A DISCARDED cigarette is believed to have caused a house fire in which a mother-of-two died, an inquest has heard.

Wendy Diane Tranter, 54, was found dead at her smoke-filled home on Llys Derwen, Mold, on the afternoon of November 18 last year.

The inquest yesterday was told a neighbour heard a bleeping coming from Ms Tranter’s home the night before she was found, but she wrongly believed it was the sound of an electricity meter having run out rather than the smoke alarm.

Giving evidence, son Mark recalled arriving at the house he shared with Ms Tranter and finding the family dog had been sick, which was unusual.

“I ran towards upstairs,” he said. “The walls seemed black.

“As you got halfway up you could not see anything.

“It was all smoke.”

After being unable to find his mother, Mr Tranter ran outside and dialled 999 and ignored advice not to go back in as he searched desperately for her.

He said he had gone to check in her bedroom, but could not see anything as the smoke was too thick.

Emergency services rushed to the scene and found Ms Tranter’s body lying at the top of the stairs.

Mr Tranter told the inquest the amount his mother drank was an issue, but there could also be spells when she would abstain.

He said there had been a previous occasion when he had returned home to find smoke filling the building and his mother drinking alcohol inside.

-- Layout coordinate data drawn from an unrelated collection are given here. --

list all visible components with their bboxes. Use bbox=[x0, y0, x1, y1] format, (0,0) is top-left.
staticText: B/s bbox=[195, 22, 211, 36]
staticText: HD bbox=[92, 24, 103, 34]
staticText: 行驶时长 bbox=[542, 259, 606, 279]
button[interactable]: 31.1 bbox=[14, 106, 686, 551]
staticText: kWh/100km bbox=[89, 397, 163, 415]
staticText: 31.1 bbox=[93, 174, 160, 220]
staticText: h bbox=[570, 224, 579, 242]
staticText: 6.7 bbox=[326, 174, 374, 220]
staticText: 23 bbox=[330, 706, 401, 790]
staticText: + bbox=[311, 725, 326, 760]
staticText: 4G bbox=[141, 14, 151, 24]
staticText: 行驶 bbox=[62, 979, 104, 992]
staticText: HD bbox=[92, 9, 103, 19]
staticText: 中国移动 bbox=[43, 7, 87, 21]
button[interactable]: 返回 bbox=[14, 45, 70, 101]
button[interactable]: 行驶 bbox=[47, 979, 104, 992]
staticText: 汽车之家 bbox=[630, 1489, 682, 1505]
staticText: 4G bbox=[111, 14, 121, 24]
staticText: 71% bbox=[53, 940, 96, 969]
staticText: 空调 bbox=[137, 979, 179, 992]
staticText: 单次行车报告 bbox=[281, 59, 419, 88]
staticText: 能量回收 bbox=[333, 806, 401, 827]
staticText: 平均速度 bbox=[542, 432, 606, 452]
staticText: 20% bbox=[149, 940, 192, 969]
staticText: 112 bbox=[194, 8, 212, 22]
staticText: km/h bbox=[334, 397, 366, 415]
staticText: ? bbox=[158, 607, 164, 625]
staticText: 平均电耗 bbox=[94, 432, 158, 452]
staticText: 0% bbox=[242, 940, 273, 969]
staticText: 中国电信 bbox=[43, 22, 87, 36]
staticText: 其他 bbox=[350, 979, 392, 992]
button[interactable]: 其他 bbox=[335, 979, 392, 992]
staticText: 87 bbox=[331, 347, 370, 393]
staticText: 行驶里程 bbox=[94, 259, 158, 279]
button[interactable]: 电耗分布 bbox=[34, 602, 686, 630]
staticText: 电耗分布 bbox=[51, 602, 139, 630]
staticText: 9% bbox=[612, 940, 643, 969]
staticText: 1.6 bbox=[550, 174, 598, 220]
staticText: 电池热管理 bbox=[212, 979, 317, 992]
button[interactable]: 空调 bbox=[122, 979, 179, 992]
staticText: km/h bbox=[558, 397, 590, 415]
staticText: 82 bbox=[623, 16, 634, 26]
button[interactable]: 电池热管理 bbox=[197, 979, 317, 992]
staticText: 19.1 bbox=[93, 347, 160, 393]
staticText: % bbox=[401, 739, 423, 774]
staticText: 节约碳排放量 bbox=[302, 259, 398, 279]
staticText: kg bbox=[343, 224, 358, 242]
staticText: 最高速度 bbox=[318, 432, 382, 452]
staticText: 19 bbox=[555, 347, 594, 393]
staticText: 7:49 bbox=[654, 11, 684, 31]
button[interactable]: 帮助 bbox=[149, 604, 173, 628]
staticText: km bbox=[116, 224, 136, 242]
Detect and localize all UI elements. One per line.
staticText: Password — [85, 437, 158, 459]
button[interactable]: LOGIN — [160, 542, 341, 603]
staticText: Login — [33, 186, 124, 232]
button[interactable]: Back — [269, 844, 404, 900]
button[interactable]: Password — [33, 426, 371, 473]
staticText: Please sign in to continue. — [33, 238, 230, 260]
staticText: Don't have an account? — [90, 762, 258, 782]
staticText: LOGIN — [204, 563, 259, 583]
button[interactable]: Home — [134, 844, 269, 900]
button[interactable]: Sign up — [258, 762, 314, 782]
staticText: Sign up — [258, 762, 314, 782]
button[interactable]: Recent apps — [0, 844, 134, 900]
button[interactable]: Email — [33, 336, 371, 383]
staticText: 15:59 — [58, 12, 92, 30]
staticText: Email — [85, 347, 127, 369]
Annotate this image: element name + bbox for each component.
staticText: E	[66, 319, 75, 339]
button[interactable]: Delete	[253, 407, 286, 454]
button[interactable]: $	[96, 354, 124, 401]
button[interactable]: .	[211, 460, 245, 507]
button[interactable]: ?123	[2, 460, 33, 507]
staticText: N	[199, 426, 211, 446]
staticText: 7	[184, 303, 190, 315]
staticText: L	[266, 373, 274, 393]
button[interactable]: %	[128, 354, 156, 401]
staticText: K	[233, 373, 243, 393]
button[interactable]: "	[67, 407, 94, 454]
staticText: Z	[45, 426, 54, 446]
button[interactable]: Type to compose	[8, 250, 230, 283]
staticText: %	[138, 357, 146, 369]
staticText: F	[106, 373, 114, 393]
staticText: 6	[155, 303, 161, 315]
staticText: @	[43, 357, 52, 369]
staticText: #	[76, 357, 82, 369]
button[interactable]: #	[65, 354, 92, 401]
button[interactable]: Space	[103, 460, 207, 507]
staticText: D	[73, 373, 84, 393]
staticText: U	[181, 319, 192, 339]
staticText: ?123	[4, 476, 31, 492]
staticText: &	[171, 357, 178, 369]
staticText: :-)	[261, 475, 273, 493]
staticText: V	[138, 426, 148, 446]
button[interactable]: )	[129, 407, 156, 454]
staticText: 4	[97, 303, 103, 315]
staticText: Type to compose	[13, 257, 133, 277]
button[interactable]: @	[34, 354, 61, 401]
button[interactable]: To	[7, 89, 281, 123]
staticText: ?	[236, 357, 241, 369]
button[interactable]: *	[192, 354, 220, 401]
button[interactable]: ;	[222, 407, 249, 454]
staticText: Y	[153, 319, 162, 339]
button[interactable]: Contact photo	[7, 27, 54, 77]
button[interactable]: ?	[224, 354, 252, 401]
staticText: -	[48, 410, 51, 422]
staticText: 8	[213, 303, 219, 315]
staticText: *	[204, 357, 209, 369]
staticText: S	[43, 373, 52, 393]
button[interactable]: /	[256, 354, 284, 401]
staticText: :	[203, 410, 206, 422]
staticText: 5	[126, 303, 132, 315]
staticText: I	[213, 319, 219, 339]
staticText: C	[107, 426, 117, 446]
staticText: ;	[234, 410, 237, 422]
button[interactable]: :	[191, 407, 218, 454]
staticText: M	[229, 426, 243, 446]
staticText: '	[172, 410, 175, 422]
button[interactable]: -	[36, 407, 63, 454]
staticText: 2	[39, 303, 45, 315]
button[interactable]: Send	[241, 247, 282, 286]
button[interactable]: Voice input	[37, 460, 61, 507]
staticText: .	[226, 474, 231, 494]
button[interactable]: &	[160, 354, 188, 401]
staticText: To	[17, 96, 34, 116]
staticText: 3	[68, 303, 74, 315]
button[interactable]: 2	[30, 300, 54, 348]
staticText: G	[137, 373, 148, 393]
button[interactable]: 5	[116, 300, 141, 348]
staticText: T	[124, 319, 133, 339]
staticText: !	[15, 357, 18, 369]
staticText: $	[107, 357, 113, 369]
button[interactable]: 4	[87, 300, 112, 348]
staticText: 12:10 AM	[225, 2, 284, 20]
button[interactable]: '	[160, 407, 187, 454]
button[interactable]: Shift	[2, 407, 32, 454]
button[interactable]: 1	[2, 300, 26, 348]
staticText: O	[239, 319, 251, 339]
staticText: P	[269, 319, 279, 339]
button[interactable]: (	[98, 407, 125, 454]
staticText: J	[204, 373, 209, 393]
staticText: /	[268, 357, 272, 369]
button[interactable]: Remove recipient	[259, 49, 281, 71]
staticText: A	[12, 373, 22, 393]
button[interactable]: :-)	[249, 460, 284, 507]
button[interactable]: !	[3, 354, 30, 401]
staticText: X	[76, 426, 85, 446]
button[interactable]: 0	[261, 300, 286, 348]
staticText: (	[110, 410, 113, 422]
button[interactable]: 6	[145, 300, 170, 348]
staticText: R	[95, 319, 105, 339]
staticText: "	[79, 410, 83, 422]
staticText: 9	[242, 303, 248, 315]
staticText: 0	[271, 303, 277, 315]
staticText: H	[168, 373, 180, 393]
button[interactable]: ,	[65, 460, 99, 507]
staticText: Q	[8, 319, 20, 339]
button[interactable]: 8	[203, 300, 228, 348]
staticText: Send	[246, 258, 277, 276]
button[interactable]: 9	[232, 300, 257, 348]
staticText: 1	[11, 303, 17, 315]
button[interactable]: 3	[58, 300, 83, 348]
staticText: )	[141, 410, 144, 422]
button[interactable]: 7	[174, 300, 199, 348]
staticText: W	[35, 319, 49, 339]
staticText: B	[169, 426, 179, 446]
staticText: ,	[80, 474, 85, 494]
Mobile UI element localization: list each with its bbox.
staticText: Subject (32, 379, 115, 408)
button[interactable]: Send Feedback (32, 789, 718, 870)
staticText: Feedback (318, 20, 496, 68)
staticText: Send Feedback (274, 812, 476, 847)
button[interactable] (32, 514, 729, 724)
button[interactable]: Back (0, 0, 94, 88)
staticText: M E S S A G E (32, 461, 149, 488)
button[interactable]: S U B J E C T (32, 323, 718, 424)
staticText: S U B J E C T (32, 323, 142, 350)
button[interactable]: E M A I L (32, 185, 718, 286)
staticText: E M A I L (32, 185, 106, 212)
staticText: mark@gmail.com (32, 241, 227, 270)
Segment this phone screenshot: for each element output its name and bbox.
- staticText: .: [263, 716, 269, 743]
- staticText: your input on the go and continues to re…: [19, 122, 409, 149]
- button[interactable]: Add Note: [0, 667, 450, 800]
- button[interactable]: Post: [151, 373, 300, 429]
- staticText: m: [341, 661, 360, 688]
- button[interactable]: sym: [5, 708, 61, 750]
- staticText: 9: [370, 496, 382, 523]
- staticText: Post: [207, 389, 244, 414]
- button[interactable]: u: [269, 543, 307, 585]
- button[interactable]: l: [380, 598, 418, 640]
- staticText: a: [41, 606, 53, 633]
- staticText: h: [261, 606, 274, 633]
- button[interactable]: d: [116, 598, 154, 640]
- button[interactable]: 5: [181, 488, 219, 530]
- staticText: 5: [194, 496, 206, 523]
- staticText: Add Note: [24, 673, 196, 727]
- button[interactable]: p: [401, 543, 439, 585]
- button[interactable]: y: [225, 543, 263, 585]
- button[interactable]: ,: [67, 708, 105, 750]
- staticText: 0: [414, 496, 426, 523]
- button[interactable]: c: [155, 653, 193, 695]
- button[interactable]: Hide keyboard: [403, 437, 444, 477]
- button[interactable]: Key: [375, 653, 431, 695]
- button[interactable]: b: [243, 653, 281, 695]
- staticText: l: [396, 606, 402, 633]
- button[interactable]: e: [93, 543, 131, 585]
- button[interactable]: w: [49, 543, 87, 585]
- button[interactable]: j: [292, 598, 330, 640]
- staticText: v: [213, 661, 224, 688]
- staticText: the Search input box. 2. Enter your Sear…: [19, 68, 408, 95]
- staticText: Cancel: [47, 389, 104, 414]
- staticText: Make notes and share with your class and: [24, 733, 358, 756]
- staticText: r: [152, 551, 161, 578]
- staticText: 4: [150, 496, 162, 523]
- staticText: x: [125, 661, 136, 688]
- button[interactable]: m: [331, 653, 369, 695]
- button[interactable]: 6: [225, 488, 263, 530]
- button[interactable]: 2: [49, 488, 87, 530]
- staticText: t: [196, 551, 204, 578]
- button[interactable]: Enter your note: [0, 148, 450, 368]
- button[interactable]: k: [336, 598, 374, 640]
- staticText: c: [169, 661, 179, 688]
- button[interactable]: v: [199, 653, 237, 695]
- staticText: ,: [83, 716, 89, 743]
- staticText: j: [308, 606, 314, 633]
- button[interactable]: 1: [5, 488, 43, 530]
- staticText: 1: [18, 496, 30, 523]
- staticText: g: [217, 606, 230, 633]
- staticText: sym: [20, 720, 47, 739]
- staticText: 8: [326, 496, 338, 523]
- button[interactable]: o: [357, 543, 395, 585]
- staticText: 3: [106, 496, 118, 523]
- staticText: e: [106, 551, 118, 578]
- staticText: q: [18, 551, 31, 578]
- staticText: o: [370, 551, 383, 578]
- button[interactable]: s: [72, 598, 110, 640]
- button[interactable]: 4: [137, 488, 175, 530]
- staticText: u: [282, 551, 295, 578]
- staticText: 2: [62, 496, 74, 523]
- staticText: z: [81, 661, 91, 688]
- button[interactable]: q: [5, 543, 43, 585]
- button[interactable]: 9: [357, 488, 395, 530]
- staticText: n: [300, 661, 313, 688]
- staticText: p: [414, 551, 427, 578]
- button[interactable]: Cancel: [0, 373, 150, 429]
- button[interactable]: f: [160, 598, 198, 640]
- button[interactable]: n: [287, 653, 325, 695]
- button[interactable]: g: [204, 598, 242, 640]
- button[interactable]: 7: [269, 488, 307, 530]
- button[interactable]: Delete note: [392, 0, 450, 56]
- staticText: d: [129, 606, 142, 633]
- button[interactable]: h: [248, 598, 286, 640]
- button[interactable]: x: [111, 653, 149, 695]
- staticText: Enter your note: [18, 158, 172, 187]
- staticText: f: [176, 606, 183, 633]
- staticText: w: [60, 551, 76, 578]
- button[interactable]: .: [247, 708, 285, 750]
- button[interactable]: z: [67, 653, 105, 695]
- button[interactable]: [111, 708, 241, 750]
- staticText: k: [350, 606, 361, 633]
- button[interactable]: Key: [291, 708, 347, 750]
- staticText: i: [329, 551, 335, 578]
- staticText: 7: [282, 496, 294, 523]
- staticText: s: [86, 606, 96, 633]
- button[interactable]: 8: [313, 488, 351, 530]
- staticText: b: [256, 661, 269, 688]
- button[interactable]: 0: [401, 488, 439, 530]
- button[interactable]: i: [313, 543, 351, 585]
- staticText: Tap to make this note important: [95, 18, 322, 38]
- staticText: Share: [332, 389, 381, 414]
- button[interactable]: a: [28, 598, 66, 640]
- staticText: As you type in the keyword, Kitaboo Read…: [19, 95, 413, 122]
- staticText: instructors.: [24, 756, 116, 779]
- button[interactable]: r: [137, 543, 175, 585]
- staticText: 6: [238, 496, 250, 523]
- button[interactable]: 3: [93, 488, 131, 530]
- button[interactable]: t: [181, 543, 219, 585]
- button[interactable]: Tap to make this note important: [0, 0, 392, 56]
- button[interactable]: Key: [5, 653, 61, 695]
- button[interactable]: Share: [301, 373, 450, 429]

Medical records showed Ms Tranter had a history of binge drinking which she had attempted to receive help for.

Written evidence from neighbour Lynne Hughes was read, recalling how she heard a constant bleeping noise the night before Ms Tranter was found.

Mrs Hughes said she believed the sound was that of the electricity meter expiring and thought the Tranters were out and would return home to find they had run out of electricity.

Bob Mason, a fire officer with North Wales Fire and Rescue Service, said the origin of the fire appeared to be between the bed and bedside cabinet in Ms Tranter’s room.

He said: “I would conclude the fire was started by a carelessly discarded cigarette or a cigarette dropped due to the smoker’s incapacity.”

Post-mortem results found Ms Tranter to be significantly above the legal driving limit for alcohol, while her blood was heavily saturated with carbon monoxide.

Assistant deputy North East Wales coroner Kirit Champaneria recorded a verdict of accidental death caused by carbon monoxide poisoning following a fire.

Mr Champaneria stressed that no one should be blamed for Ms Tranter’s death.